Profitability was strong in all areas of its business, but particularly impressive at its core light-vehicles division, where a rising tide of demand lifted results already buoyed by emergency cost cutting from last year.

“We continue to execute on our ambitions in a very encouraging market environment,” said chief executive Ola Källenius in a statement. “Our systematic efforts to lower the break-even point of the company are becoming increasingly visible.” 

Consolidated operating profit at the group soared to over 5.7 billion euros ($6.8 billion) in the quarter, according to unaudited company figures.

This beat consensus estimates of 5 billion euros ($6 billion) and far surpassed the 617 million euros ($740 million) recorded a year ago, when the pandemic was already weighing on its key Chinese business.

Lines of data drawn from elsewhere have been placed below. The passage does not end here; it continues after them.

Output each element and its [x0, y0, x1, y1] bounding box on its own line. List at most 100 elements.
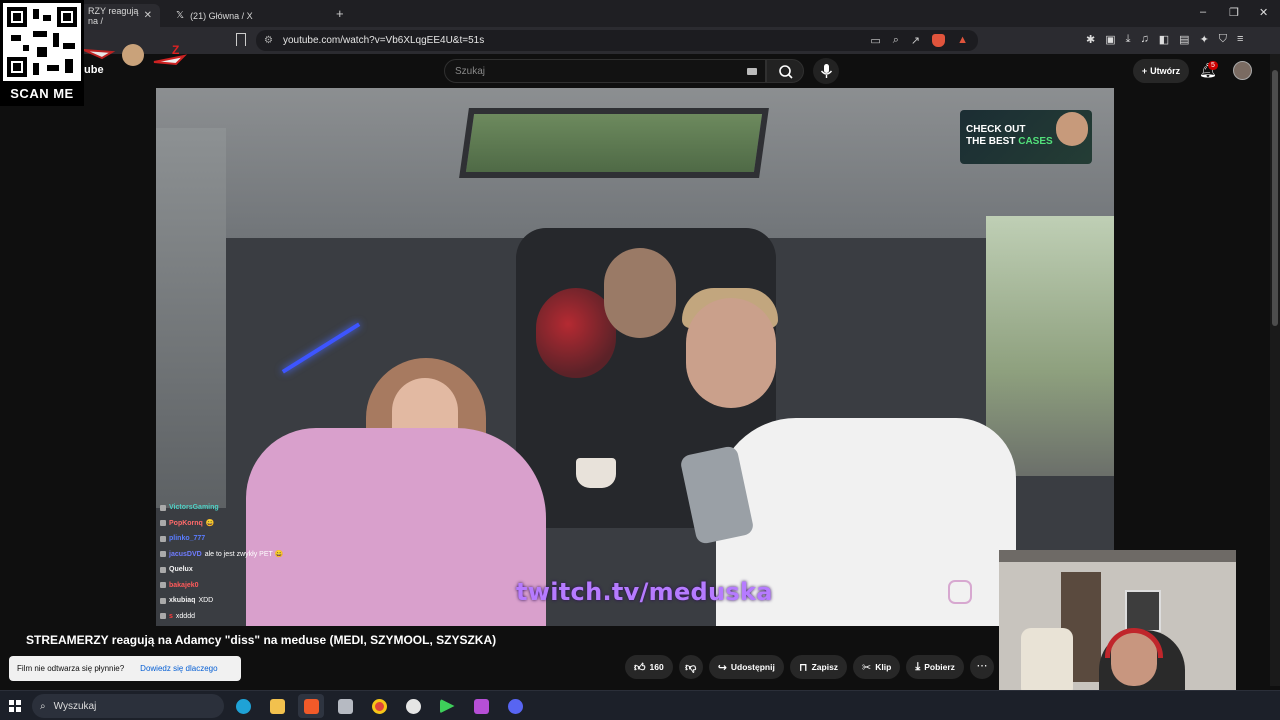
save-button[interactable]: ⊓ Zapisz: [789, 655, 848, 679]
qr-code-overlay: SCAN ME: [0, 0, 84, 106]
create-button[interactable]: + Utwórz: [1133, 59, 1189, 83]
taskbar: ⌕ Wyszukaj: [0, 690, 1280, 720]
media-app-icon[interactable]: [468, 694, 494, 718]
address-bar[interactable]: ⚙ youtube.com/watch?v=Vb6XLqgEE4U&t=51s …: [256, 30, 978, 51]
dislike-button[interactable]: 👎︎: [678, 655, 703, 679]
minimize-button[interactable]: –: [1200, 6, 1206, 18]
chat-username: xkubiaq: [169, 597, 196, 605]
mic-icon: [820, 64, 833, 78]
chat-username: jacusDVD: [169, 550, 202, 558]
promo-banner: CHECK OUT THE BEST CASES: [960, 110, 1092, 164]
chat-message: jacusDVD ale to jest zwykły PET 😄: [160, 547, 360, 563]
address-bar-actions: ▭ ⌕ ↗ ▲: [870, 34, 968, 47]
chat-username: Quelux: [169, 566, 193, 574]
edge-icon[interactable]: [230, 694, 256, 718]
save-label: Zapisz: [811, 662, 839, 672]
like-count: 160: [649, 662, 664, 672]
chat-text: xdddd: [175, 612, 195, 620]
chat-badge-icon: [160, 535, 166, 542]
svg-text:Z: Z: [172, 43, 179, 57]
close-window-button[interactable]: ✕: [1259, 6, 1268, 19]
keyboard-icon[interactable]: [747, 68, 757, 75]
chat-message: xkubiaq XDD: [160, 593, 360, 609]
twitch-url-overlay: twitch.tv/meduska: [516, 578, 773, 606]
menu-icon[interactable]: ≡: [1237, 33, 1243, 46]
taskbar-search[interactable]: ⌕ Wyszukaj: [32, 694, 224, 718]
qr-code-image: [3, 3, 81, 81]
new-tab-button[interactable]: +: [336, 6, 344, 21]
file-explorer-icon[interactable]: [264, 694, 290, 718]
clip-button[interactable]: ✂ Klip: [853, 655, 901, 679]
chat-badge-icon: [160, 520, 166, 527]
extensions-toolbar: ✱ ▣ ⤓ ♫ ◧ ▤ ✦ ⛉ ≡: [1086, 33, 1243, 46]
discord-icon[interactable]: [502, 694, 528, 718]
voice-search-button[interactable]: [813, 58, 839, 84]
search-input[interactable]: Szukaj: [444, 59, 766, 83]
download-icon[interactable]: ⤓: [1126, 33, 1131, 46]
promo-line2: THE BEST CASES: [966, 136, 1053, 147]
media-icon[interactable]: ♫: [1141, 33, 1149, 46]
taskbar-search-placeholder: Wyszukaj: [53, 700, 97, 712]
windows-start-icon[interactable]: [9, 700, 21, 712]
extensions-icon[interactable]: ✱: [1086, 33, 1095, 46]
bookmark-save-icon: ⊓: [798, 660, 808, 674]
chat-message: plinko_777: [160, 531, 360, 547]
download-label: Pobierz: [924, 662, 955, 672]
promo-line1: CHECK OUT: [966, 124, 1026, 135]
tab-label: (21) Główna / X: [190, 10, 253, 21]
search-button[interactable]: [766, 59, 804, 83]
tab-x[interactable]: 𝕏 (21) Główna / X: [168, 4, 328, 27]
chat-badge-icon: [160, 566, 166, 573]
download-arrow-icon: ⤓: [915, 660, 921, 673]
toast-text: Film nie odtwarza się płynnie?: [17, 664, 125, 673]
like-button[interactable]: 👍︎ 160: [625, 655, 673, 679]
chat-username: bakajek0: [169, 581, 199, 589]
app-icon[interactable]: [332, 694, 358, 718]
playback-toast: Film nie odtwarza się płynnie? Dowiedz s…: [9, 656, 241, 681]
steam-icon[interactable]: [400, 694, 426, 718]
play-app-icon[interactable]: [434, 694, 460, 718]
x-logo-icon: 𝕏: [176, 10, 185, 21]
brave-shields-icon[interactable]: [932, 34, 946, 47]
toast-link[interactable]: Dowiedz się dlaczego: [140, 664, 217, 673]
chrome-icon[interactable]: [366, 694, 392, 718]
chat-badge-icon: [160, 504, 166, 511]
qr-scan-label: SCAN ME: [10, 86, 74, 101]
wallet-icon[interactable]: ▤: [1179, 33, 1189, 46]
scissors-icon: ✂: [862, 660, 872, 674]
taskbar-apps: [230, 694, 528, 718]
screenshot-icon[interactable]: ▣: [1105, 33, 1115, 46]
video-actions: 👍︎ 160 👎︎ ↪ Udostępnij ⊓ Zapisz ✂ Klip ⤓…: [625, 655, 964, 679]
bookmark-icon[interactable]: [236, 33, 246, 46]
restore-button[interactable]: ❐: [1229, 6, 1239, 19]
share-icon[interactable]: ↗: [911, 34, 920, 47]
avatar[interactable]: [1233, 61, 1252, 80]
youtube-logo[interactable]: ube: [84, 64, 104, 76]
chat-text: XDD: [198, 597, 214, 605]
chat-message: bakajek0: [160, 578, 360, 594]
share-label: Udostępnij: [730, 662, 775, 672]
vpn-icon[interactable]: ⛉: [1219, 33, 1227, 46]
cast-icon[interactable]: ▭: [870, 34, 880, 47]
stream-chat-overlay: VictorsGaming PopKornq 😄 plinko_777 jacusDVD…: [160, 500, 360, 624]
leo-ai-icon[interactable]: ✦: [1200, 33, 1209, 46]
download-button[interactable]: ⤓ Pobierz: [906, 655, 964, 679]
chat-username: VictorsGaming: [169, 504, 219, 512]
search-icon: [779, 65, 793, 79]
chat-message: Quelux: [160, 562, 360, 578]
tab-close-icon[interactable]: ✕: [144, 10, 152, 21]
zoom-icon[interactable]: ⌕: [893, 34, 899, 47]
chat-badge-icon: [160, 582, 166, 589]
chat-badge-icon: [160, 597, 166, 604]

Daimler attributed the strong results to three market variables that would also benefit other premium competitors: higher volumes, stronger pricing, and a more lucrative sales mix. The implications of the robust earnings are bullish for other carmakers such as BMW and Porsche, which posted a sharp gain in car sales on Friday.

Daimler’s premium brand Mercedes-Benz posted double-digit gains in volume for the quarter, a period in which domestic rival BMW enjoyed record vehicle sales.

Mercedes-Benz cars and vans contributed the bulk of its earnings, delivering an adjusted operating margin of 14.3% that pushed it into the lofty realms of a luxury brand like Porsche. Analysts had expected a strong 11.7% by comparison, above the company’s own 8% to 10% range.

“The magnitude of the beat will likely lead to upgrades despite what looks like a challenging production environment for the industry in Q2,” equity analysts at Jefferies said in a research note, which rates the stock a “buy” with a 95-euro price target.

Daimler’s finances also recovered with net liquidity across its industrial operations rising to 20.1 billion euros ($24.1 billion), nearly twice as high as at the end of 2019, prior to the mass outbreak of COVID-19.

Apart from 416 million euros ($499 million) in restructuring charges and another 75 million euro ($90 million) hit from legal risks, quarterly results included 1.2 billion euros ($1.4 billion) in one-off gains related to the carve-out of its fuel cell assets into a new joint venture operated together with commercial vehicle manufacturer Volvo Group.

Shares were up 2.7% at 77.39 euros in early Friday trading and have gained a third in value year to date, outpacing the 23% increase in the broader STOXX Europe autos index.

In an attempt to neutralize the conglomerate discount that had long weighed on its stock, Daimler announced in February it would split itself up into two pure-play companies.

The first would center on its premium passenger car operations, which are busy rolling out new electric vehicles such as the Mercedes EQS. The other would focus on heavy-duty trucks and buses like the long-haul Actros semi.

Separately, Volkswagen Group’s Porsche brand published quarterly volumes that saw a 36% jump in retail sales, thanks mainly to Chinese and American buyers snapping up its popular Cayenne and Macan luxury SUVs. Its first-ever battery electric vehicle, the Taycan sports sedan, saw unit sales jump to 9,072 from 1,391 in the corresponding quarter of the previous year when it had just hit markets.

By comparison the European car market continues to struggle as lockdowns continue. The region’s auto industry reported on Friday a rebound in demand in March that was flattered heavily by a historically weak month in the previous year. Nonetheless it was just enough to offset the year’s poor start, leaving first-quarter volumes largely flat with 3.08 million new cars sold, including in the U.K.